The leptospirosis vaccine is recommended for dogs who regularly visit forested areas and it protects them for at least 12 months.

READ ALSO - Renting in Spain when you have a pet: What are my rights?


Which vaccines do cats need in Spain? Photo: Kari Shea / Unsplash

Although more people own dogs in Spain, there are still around 5.4 million cats according to the National Association of Pet Food Manufacturers. If you're a cat person then you'll need to know about the vaccines that your feline friends need too. 

Feline parvovirus: Also known as feline panleukopenia, the virus causes diarrhoea, vomiting, and fever and can be severe, especially in kittens. 

Herpesvirus: Also known as feline viral rhinotracheitis (FVR), this is a highly infectious disease caused by feline herpesvirus type-1 and is one of the major causes of upper respiratory infections and eye infections in cats. 


Calicivirus: Feline calicivirus is an infection that causes upper respiratory infections as well as oral diseases in cats. 

Kittens need their first vaccines aged six weeks and another dose around 16 weeks this is for all three vaccines - parvovirus, herpesvirus and calicivirus.

One important optional vaccine is for the prevention of feline leukemia, which can be fatal. If you've adopted a cat or kitten, it's important to test to find out if the cat is seropositive or not.

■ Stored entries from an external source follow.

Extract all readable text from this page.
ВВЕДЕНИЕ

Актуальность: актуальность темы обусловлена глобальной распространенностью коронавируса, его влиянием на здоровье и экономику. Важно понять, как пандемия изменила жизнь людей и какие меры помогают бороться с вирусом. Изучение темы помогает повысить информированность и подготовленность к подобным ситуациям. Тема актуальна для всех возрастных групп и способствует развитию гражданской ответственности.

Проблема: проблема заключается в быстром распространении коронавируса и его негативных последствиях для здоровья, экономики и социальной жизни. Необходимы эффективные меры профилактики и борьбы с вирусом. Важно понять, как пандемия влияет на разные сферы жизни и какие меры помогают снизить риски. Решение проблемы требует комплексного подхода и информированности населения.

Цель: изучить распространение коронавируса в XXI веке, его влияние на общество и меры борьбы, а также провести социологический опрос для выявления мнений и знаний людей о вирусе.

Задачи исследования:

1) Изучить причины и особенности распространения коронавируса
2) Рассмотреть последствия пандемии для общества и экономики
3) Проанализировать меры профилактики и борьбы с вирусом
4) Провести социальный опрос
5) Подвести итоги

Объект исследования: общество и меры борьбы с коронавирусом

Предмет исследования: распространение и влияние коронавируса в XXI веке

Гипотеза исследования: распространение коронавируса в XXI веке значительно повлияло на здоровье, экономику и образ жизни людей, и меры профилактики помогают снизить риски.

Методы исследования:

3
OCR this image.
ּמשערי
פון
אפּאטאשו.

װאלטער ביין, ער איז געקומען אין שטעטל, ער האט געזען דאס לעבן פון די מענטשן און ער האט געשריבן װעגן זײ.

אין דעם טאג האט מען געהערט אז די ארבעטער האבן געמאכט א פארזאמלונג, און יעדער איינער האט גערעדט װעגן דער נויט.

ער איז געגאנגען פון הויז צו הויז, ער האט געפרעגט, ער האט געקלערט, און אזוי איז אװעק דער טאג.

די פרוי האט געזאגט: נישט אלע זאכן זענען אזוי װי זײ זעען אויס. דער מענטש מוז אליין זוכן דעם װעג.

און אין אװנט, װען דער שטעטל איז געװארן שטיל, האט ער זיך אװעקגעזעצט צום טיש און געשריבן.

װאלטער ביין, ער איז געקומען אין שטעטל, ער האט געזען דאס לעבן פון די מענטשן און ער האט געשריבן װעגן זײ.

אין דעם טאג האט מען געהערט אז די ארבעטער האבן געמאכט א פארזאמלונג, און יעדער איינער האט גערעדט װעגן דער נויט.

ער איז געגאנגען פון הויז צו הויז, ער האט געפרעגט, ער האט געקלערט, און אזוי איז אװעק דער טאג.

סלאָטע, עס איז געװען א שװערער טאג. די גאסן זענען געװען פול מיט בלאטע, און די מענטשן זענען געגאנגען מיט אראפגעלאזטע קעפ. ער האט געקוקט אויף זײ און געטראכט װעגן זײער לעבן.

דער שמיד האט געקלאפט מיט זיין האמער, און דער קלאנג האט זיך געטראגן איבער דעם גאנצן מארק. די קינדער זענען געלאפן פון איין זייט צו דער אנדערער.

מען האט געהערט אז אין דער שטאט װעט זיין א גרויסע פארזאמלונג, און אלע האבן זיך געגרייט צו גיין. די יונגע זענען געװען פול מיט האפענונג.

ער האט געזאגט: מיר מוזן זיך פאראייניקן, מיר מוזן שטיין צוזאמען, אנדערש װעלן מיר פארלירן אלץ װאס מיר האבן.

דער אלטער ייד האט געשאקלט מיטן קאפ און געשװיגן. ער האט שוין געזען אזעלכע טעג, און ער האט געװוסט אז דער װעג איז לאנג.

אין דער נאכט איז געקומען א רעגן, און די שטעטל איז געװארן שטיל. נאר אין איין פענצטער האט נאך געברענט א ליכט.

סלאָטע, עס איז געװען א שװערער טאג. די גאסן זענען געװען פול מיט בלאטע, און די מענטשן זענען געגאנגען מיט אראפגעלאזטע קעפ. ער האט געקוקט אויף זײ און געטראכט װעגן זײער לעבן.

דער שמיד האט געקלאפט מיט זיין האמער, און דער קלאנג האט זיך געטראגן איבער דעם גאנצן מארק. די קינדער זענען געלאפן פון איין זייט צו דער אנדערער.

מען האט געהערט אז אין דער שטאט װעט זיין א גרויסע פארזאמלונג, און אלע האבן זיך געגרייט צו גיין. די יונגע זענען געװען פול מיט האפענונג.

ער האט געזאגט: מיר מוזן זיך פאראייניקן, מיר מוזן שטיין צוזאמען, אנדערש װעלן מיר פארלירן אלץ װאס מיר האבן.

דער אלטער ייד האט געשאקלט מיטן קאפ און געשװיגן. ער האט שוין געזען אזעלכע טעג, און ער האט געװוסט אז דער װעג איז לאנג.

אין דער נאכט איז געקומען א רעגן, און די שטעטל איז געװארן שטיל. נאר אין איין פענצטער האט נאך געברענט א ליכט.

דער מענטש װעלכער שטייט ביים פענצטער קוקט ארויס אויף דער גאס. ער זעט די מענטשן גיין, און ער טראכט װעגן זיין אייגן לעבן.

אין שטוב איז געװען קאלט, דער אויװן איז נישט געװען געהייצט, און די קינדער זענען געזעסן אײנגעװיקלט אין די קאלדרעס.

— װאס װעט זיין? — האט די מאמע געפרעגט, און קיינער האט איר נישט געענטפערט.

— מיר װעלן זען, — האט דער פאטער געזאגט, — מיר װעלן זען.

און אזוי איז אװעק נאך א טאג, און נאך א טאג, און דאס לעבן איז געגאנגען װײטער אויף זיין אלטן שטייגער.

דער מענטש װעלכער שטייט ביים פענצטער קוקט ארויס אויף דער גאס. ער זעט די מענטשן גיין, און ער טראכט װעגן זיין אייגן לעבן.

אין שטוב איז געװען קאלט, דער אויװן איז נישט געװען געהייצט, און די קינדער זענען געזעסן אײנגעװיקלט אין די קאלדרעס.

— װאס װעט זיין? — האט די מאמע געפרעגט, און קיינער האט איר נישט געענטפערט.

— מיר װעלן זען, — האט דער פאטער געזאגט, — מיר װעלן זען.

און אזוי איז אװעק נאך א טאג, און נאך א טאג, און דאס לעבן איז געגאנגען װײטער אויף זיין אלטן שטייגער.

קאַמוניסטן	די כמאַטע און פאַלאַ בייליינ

It can be transmitted from the mother cat during pregnancy or while breastfeeding. It can also pass between cats if they lick each other or share water bowls for example. 

The legislation regarding rabies vaccine for cats is the same as for dogs.

Optional vaccines: Chlamydophila and leishmaniasis vaccines are not mandatory and are not always given to cats because they do not completely stop them from catching the illnesses, however, they do help with the symptoms. Chlamydophila is usually recommended for those who have several cats at home to help control the spread of the disease and is an infection of the eyes, while leishmaniasis is rare and is a parasitic disease that affects the skin.